La sequedad vaginal, conocida técnicamente como atrofia vulvovaginal o Síndrome Genitourinario de la Menopausia (SGM), es uno de los síntomas más comunes y persistentes de la transición a la menopausia. Afecta a cerca del 50% de las mujeres posmenopáusicas, según datos de la Asociación Española para el Estudio de la Menopausia (AEEM), pero muchas no buscan ayuda por vergüenza o por considerarlo una consecuencia inevitable del envejecimiento.
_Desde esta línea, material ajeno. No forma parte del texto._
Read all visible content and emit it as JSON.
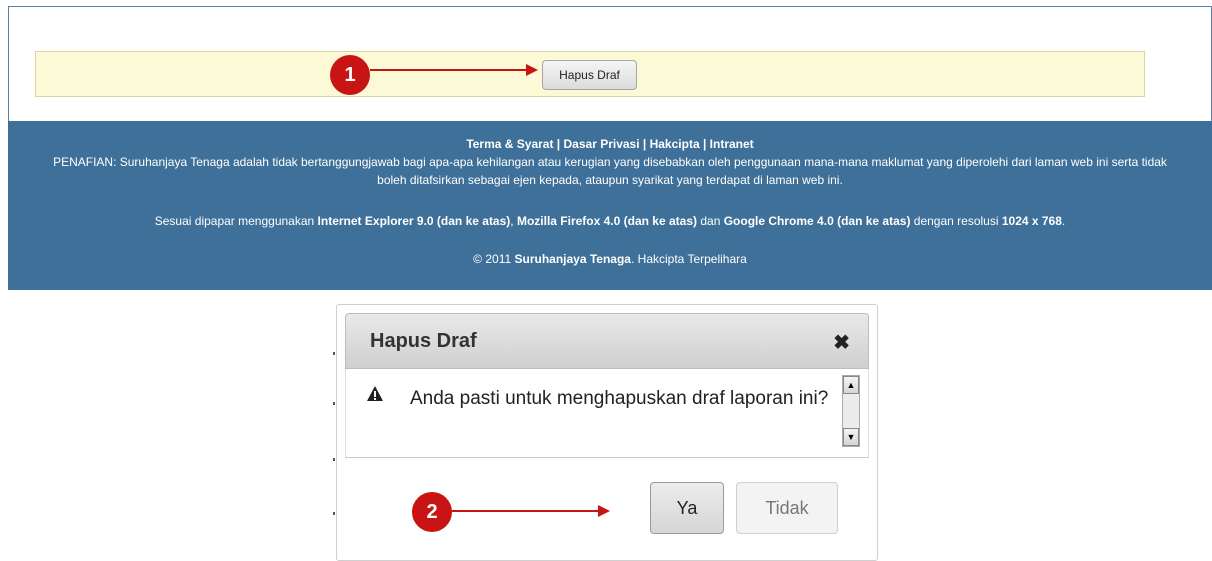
{
  "step1": {
    "callout_number": "1",
    "button_label": "Hapus Draf"
  },
  "footer": {
    "links": [
      "Terma & Syarat",
      "Dasar Privasi",
      "Hakcipta",
      "Intranet"
    ],
    "separator": " | ",
    "disclaimer": "PENAFIAN: Suruhanjaya Tenaga adalah tidak bertanggungjawab bagi apa-apa kehilangan atau kerugian yang disebabkan oleh penggunaan mana-mana maklumat yang diperolehi dari laman web ini serta tidak boleh ditafsirkan sebagai ejen kepada, ataupun syarikat yang terdapat di laman web ini.",
    "browsers_prefix": "Sesuai dipapar menggunakan ",
    "browser_ie": "Internet Explorer 9.0 (dan ke atas)",
    "browsers_sep1": ", ",
    "browser_firefox": "Mozilla Firefox 4.0 (dan ke atas)",
    "browsers_sep2": " dan ",
    "browser_chrome": "Google Chrome 4.0 (dan ke atas)",
    "browsers_mid": " dengan resolusi ",
    "resolution": "1024 x 768",
    "browsers_end": ".",
    "copyright_prefix": "© 2011 ",
    "copyright_org": "Suruhanjaya Tenaga",
    "copyright_suffix": ". Hakcipta Terpelihara"
  },
  "dialog": {
    "title": "Hapus Draf",
    "close_icon": "✖",
    "warning_icon": "warning-icon",
    "message": "Anda pasti untuk menghapuskan draf laporan ini?",
    "yes_label": "Ya",
    "no_label": "Tidak"
  },
  "step2": {
    "callout_number": "2"
  },
  "colors": {
    "callout": "#c81414",
    "footer_bg": "#3e7099",
    "action_bar_bg": "#fcf9d6"
  }
}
La caída de estrógenos adelgaza y fragiliza el tejido vaginal, disminuyendo su lubricación natural y elasticidad, lo que provoca molestias, picor y dolor durante las relaciones sexuales (dispareunia). Afortunadamente, existen soluciones eficaces de primera línea como las cremas hidratantes vs los óvulos para la sequedad vaginal en la menopausia, que no requieren receta y mejoran significativamente la calidad de vida. Comprender sus diferencias es clave para elegir la opción más adecuada para ti.
En esta guía comparamos los formatos sin receta para la sequedad o resequedad vaginal: la crema hidratante, el gel y el óvulo. Es una decisión de textura, aplicación y frecuencia, no de composición hormonal: si lo que buscas es la diferencia entre cremas vaginales con estrógenos y opciones sin hormonas, esa comparación está en su propia guía. Y si aún no tienes claro si la molestia es interna, externa o ambas, empieza por cómo diferenciar la sequedad vulvar de la vaginal o por la guía general de sequedad vaginal en la menopausia.
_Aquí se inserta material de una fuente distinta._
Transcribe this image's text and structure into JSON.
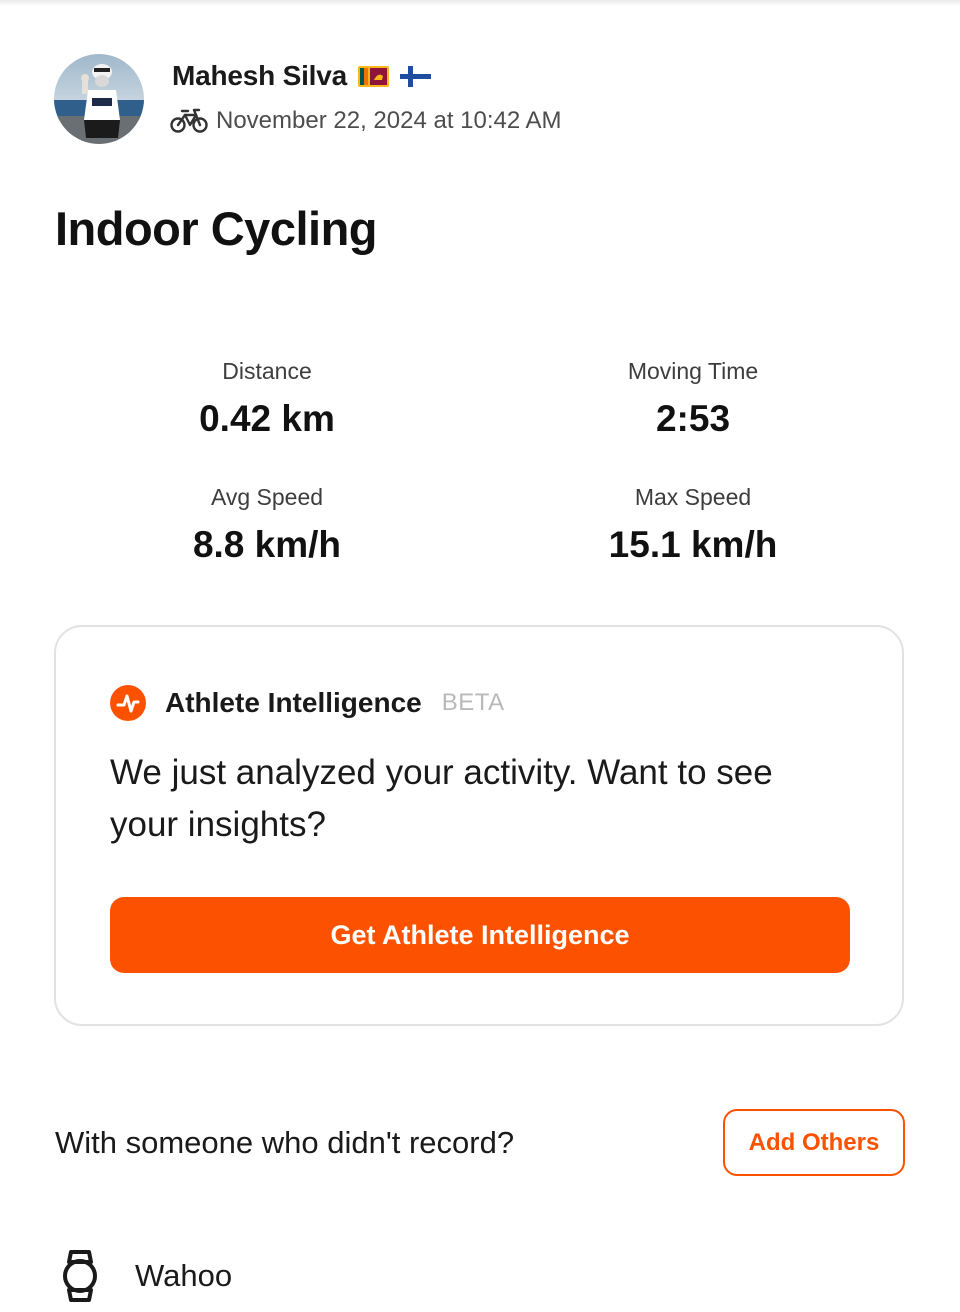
{
  "header": {
    "athlete_name": "Mahesh Silva",
    "flags": [
      "sri-lanka-flag-icon",
      "finland-flag-icon"
    ],
    "activity_type_icon": "bike-icon",
    "datetime": "November 22, 2024 at 10:42 AM"
  },
  "activity": {
    "title": "Indoor Cycling"
  },
  "stats": [
    {
      "label": "Distance",
      "value": "0.42 km"
    },
    {
      "label": "Moving Time",
      "value": "2:53"
    },
    {
      "label": "Avg Speed",
      "value": "8.8 km/h"
    },
    {
      "label": "Max Speed",
      "value": "15.1 km/h"
    }
  ],
  "athlete_intelligence": {
    "icon": "athlete-intelligence-logo-icon",
    "title": "Athlete Intelligence",
    "badge": "BETA",
    "message": "We just analyzed your activity. Want to see your insights?",
    "button_label": "Get Athlete Intelligence"
  },
  "group": {
    "prompt": "With someone who didn't record?",
    "button_label": "Add Others"
  },
  "device": {
    "icon": "watch-icon",
    "name": "Wahoo"
  },
  "colors": {
    "accent": "#fc5200",
    "text": "#1a1a1a",
    "muted": "#b9b9b9",
    "card_border": "#e2e2e2"
  }
}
Las cremas hidratantes vaginales son productos diseñados para restaurar la humedad del tejido vaginal de forma duradera. A diferencia de los lubricantes, que se usan puntualmente durante la actividad sexual para reducir la fricción, los hidratantes se aplican de manera regular, varias veces por semana, para mantener un nivel de hidratación constante y mejorar la salud del tejido.
Estos productos funcionan adhiriéndose al epitelio vaginal y liberando agua para rehidratar las células. Suelen contener polímeros bioadhesivos, como el policarbofilo, y agentes humectantes, como el ácido hialurónico. Según la evidencia recopilada por Cochrane, estos componentes imitan las secreciones vaginales naturales, ayudando a mantener el pH ácido fisiológico (entre 3.8 y 4.5), lo que a su vez protege contra infecciones.
Se aplican generalmente por la noche, antes de acostarse, utilizando un aplicador específico que permite depositar la cantidad correcta de producto en el interior de la vagina. También existen formulaciones en gel o crema para aplicación externa en la vulva, aliviando así la sequedad y el picor en la zona. Son una opción de primera línea recomendada por sociedades médicas como la Sociedad Española de Ginecología y Obstetricia (SEGO) para mujeres que no pueden o no desean usar terapia hormonal.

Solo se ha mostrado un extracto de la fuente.